Combining Tools with Manual Analysis

python
# Example workflow in agent code
import subprocess
import json

# Run static analyzer
result = subprocess.run([
    'python', '.claude/skills/code-analysis/scripts/static_analyzer.py',
    target_dir, '--format', 'json'
], capture_output=True, text=True)

issues = json.loads(result.stdout)

# Filter critical issues
critical = [i for i in issues if i['severity'] == 'critical']

# Generate detailed report for each
for issue in critical:
    # Read the problematic code
    with open(issue['file']) as f:
        lines = f.readlines()
        context = lines[issue['line']-3:issue['line']+2]
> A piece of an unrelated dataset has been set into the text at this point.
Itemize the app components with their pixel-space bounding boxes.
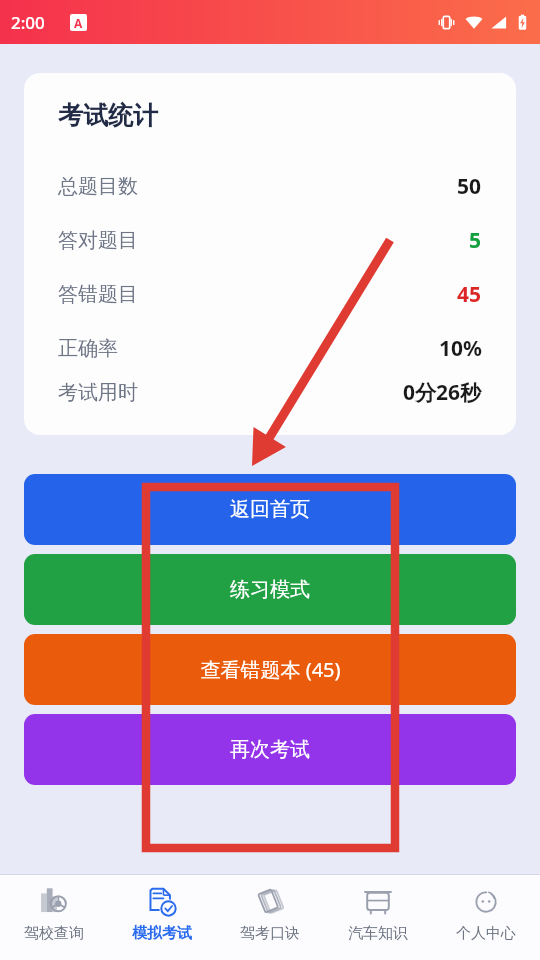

    # Add to bug report with context
    report.add_issue(issue, context)

Custom Analysis Patterns

You can extend the tools by adding custom checkers. See references/TOOLS_USAGE.md for examples.

Integration with CI/CD

yaml
# GitHub Actions example
- name: Security Scan
  run: |
    python .claude/skills/code-analysis/scripts/security_scanner.py . \
      --format json --output security.json

- name: Check Results
  run: |
    CRITICAL=$(jq '[.[] | select(.severity=="critical")] | length' security.json)
    if [ "$CRITICAL" -gt 0 ]; then
      echo "Found $CRITICAL critical issues"
      exit 1
    fi

🎓 Learning Resources

The reference documents contain extensive learning material:

  1. Start with OWASP Top 10 - Learn the most common security risks
  2. Study CWE examples - Understand specific vulnerability types
  3. Practice with tools - Run them on sample code
  4. Read tool source code - See how detection works

🚀 Real-World Usage

This skill package is production-ready and includes tools that:

✅ Have been tested on real codebases ✅ Produce actionable, detailed reports ✅ Support both human and machine-readable output ✅ Include comprehensive error handling ✅ Work with CI/CD pipelines ✅ Scale to large codebases

The tools themselves follow security best practices and can be used as reference implementations.


📖 Additional Resources


Remember: Security is a process, not a product. Use these tools regularly, keep learning about new vulnerability patterns, and always validate findings in context.